Coastal development and regional population growth near PSJ highlight the need for reference data. Our results indicate breeding Humboldt Penguins at PSJ did not appear to be exposed to contaminants at levels detrimental to health and reproduction. However, measurable concentrations of Al, As, Cu, Hg, and Zn underscore the need for monitoring to protect this critical population, particularly in the face of continued coastal development in the region.

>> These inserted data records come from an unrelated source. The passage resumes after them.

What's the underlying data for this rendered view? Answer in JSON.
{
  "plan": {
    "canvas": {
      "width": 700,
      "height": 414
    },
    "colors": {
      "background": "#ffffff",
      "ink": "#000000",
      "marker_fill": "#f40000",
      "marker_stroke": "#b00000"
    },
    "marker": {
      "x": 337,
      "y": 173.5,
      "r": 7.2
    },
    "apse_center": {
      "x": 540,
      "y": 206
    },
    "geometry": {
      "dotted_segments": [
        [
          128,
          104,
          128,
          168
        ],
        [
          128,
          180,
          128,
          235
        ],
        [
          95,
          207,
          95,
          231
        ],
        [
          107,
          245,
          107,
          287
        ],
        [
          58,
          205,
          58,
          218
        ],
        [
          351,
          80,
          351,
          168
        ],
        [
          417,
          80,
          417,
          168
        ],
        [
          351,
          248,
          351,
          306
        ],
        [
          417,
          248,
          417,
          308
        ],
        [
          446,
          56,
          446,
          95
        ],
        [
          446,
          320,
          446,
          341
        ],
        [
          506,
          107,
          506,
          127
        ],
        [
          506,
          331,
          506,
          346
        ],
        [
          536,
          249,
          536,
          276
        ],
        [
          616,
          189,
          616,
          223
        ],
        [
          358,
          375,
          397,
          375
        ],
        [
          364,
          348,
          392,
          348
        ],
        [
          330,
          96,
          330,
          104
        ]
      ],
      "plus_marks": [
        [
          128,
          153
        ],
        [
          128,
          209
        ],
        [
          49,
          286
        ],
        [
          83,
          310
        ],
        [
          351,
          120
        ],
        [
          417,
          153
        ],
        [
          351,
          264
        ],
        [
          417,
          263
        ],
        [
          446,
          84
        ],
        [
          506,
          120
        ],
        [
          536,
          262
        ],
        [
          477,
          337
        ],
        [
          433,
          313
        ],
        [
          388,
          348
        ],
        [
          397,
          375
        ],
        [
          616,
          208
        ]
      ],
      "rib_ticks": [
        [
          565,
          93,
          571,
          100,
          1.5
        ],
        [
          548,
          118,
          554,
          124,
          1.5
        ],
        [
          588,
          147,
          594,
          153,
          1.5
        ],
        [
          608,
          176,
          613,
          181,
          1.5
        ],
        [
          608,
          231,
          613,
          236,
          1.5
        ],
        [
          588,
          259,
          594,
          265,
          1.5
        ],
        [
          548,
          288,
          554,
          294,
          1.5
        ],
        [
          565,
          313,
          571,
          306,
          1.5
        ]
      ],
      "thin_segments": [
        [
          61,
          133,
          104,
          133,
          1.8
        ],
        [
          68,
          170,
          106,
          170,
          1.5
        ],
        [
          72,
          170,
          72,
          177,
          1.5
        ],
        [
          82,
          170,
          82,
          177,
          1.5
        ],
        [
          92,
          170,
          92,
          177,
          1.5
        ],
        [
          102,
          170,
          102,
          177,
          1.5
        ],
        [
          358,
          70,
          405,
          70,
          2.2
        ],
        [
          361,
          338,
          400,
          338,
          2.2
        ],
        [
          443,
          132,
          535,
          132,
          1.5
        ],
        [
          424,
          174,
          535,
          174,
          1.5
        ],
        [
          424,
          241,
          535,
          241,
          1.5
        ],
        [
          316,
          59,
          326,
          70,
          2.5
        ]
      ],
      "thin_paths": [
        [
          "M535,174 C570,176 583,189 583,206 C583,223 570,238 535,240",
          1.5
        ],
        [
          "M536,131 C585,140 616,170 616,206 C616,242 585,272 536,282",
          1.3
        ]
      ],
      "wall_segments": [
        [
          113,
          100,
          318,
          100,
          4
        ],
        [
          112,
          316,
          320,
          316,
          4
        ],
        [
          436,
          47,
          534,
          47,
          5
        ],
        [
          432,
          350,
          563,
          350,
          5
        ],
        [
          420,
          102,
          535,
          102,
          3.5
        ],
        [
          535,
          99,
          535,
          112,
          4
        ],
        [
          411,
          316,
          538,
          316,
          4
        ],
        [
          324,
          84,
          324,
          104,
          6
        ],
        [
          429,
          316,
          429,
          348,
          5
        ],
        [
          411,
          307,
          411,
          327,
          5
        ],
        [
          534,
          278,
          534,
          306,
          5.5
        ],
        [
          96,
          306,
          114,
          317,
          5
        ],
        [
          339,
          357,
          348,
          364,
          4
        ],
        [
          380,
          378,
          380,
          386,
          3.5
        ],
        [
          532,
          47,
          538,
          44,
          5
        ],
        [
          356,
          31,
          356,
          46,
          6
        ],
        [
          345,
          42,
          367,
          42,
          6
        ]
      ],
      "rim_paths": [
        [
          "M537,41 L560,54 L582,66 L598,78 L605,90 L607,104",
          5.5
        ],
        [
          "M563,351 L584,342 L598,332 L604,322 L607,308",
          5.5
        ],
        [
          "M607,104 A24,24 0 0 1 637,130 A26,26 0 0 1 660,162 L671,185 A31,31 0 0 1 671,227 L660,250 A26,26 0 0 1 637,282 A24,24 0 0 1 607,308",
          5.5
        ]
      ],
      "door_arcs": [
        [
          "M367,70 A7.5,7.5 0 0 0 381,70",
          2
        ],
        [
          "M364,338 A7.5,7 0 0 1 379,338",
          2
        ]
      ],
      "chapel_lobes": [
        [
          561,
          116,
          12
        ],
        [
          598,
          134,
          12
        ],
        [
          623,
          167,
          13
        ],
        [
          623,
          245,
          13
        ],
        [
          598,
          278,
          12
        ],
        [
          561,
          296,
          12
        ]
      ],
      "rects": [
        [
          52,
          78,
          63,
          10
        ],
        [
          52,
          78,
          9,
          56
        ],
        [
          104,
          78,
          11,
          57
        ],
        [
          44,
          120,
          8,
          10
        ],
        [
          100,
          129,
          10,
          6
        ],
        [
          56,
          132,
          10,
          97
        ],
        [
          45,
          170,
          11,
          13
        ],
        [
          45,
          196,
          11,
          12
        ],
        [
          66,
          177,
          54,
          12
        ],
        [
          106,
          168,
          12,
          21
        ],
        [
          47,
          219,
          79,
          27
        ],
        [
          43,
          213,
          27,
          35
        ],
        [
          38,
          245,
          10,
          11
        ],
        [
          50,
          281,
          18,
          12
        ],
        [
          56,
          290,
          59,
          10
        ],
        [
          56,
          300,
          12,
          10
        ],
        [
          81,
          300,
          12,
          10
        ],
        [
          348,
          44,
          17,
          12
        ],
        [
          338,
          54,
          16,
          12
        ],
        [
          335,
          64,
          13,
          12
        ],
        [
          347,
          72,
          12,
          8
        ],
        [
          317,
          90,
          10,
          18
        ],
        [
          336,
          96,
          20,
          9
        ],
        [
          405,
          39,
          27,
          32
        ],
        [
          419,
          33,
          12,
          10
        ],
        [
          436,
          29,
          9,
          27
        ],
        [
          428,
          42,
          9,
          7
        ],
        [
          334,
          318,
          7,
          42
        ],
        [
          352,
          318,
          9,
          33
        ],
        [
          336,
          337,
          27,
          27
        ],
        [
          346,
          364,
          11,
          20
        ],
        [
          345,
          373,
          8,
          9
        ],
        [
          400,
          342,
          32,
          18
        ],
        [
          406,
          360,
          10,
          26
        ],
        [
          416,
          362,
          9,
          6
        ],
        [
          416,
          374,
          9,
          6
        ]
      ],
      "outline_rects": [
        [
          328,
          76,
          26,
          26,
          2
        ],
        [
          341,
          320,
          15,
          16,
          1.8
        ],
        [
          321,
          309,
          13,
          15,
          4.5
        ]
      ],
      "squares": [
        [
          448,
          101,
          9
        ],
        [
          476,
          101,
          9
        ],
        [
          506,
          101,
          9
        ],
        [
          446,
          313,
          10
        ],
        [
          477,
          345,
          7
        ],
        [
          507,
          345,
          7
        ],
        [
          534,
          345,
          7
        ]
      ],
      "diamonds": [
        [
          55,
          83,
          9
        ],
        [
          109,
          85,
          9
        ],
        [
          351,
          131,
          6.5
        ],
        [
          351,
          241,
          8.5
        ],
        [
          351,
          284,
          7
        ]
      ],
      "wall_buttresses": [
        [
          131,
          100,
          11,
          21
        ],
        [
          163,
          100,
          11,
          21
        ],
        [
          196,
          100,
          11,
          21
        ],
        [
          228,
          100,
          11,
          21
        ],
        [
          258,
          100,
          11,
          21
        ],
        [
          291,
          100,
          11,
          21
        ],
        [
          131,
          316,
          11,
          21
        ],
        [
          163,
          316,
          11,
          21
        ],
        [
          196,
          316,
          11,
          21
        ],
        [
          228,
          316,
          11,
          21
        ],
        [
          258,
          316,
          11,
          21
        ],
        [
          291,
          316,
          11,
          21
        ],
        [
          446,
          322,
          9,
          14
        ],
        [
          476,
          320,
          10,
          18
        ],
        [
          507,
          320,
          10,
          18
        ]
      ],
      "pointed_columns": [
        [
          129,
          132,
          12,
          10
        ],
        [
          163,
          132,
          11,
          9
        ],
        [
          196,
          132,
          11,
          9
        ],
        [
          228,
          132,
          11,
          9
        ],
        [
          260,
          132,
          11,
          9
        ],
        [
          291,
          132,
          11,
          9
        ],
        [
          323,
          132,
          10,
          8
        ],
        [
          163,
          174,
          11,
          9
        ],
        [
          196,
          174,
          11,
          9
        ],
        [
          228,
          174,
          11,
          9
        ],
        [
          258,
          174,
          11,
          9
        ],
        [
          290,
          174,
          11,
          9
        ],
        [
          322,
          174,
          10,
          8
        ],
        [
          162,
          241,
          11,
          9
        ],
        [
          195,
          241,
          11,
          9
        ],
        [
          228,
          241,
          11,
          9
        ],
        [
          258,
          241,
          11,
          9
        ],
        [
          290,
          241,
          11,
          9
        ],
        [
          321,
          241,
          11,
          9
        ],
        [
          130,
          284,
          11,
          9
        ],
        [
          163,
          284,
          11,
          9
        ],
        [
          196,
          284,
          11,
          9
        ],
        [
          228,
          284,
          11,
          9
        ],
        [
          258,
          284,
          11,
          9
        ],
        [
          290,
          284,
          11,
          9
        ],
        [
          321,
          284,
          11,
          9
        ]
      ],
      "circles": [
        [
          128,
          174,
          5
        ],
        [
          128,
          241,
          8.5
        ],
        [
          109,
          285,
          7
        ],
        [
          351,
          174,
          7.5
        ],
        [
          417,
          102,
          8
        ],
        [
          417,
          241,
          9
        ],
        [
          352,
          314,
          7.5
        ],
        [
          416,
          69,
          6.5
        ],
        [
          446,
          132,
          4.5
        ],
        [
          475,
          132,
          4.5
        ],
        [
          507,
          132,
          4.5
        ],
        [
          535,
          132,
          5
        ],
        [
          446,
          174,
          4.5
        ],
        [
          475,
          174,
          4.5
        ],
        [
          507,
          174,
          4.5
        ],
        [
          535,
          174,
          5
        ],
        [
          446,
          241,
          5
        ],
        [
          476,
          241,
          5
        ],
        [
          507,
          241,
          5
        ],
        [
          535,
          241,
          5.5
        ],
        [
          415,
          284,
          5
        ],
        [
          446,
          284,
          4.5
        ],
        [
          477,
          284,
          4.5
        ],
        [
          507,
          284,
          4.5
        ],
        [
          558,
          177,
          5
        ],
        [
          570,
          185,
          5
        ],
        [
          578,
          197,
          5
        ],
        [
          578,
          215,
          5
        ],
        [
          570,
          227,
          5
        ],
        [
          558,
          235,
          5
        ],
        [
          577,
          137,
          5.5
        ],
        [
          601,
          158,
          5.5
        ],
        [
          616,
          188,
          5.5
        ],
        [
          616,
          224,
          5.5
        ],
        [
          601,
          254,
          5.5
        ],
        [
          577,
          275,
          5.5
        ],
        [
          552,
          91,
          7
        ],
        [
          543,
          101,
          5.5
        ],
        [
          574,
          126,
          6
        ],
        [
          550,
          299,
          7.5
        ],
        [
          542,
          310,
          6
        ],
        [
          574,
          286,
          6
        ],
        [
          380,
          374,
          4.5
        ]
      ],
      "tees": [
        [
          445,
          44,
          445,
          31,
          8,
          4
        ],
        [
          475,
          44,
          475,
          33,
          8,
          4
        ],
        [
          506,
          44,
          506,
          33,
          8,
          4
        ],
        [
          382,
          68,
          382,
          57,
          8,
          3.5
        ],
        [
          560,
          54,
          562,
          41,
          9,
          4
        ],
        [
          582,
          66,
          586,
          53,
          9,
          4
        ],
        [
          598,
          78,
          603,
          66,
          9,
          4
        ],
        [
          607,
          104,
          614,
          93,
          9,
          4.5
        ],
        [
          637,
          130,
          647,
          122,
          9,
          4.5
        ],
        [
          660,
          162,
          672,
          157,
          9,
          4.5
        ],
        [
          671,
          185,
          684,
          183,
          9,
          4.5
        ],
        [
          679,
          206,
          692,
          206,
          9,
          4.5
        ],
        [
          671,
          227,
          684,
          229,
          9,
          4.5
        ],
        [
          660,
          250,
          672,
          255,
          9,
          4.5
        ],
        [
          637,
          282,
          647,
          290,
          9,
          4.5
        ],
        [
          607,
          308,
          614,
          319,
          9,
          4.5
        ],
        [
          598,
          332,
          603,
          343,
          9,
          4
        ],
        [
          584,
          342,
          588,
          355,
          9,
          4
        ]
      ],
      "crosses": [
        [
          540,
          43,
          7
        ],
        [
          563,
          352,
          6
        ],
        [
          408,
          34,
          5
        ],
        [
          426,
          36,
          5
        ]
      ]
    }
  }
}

Research was authorized under Peruvian permit 131-2009-AG-DGFFS-DGEFFS, US Convention on International Trade in Endangered Species (CITES) permit 09US205977/9, and Peruvian CITES permit 000353. Funding was provided by the Saint Louis Zoo's Field Research for Conservation Fund and WildCare Institute, the Chicago Zoological Society, and Chicago Board of Trade Endangered Species Fund. The Department of Comparative Biosciences, University of Illinois at Urbana-Champaign, contributed in-kind services. We thank Patricia Majluf, Val Beasley, Marco Cardeña, Santiago de la Puente, Franco Garcia, Paulo Guerrero, Maria Jose Ganoza, Alonso Bussalleu, and Michael Macek for their support of this project. In addition, we thank Nandakishore Rajagopalan, Gerald Bargren, and Christie Teausant for technical assistance and laboratory support with chemical analysis.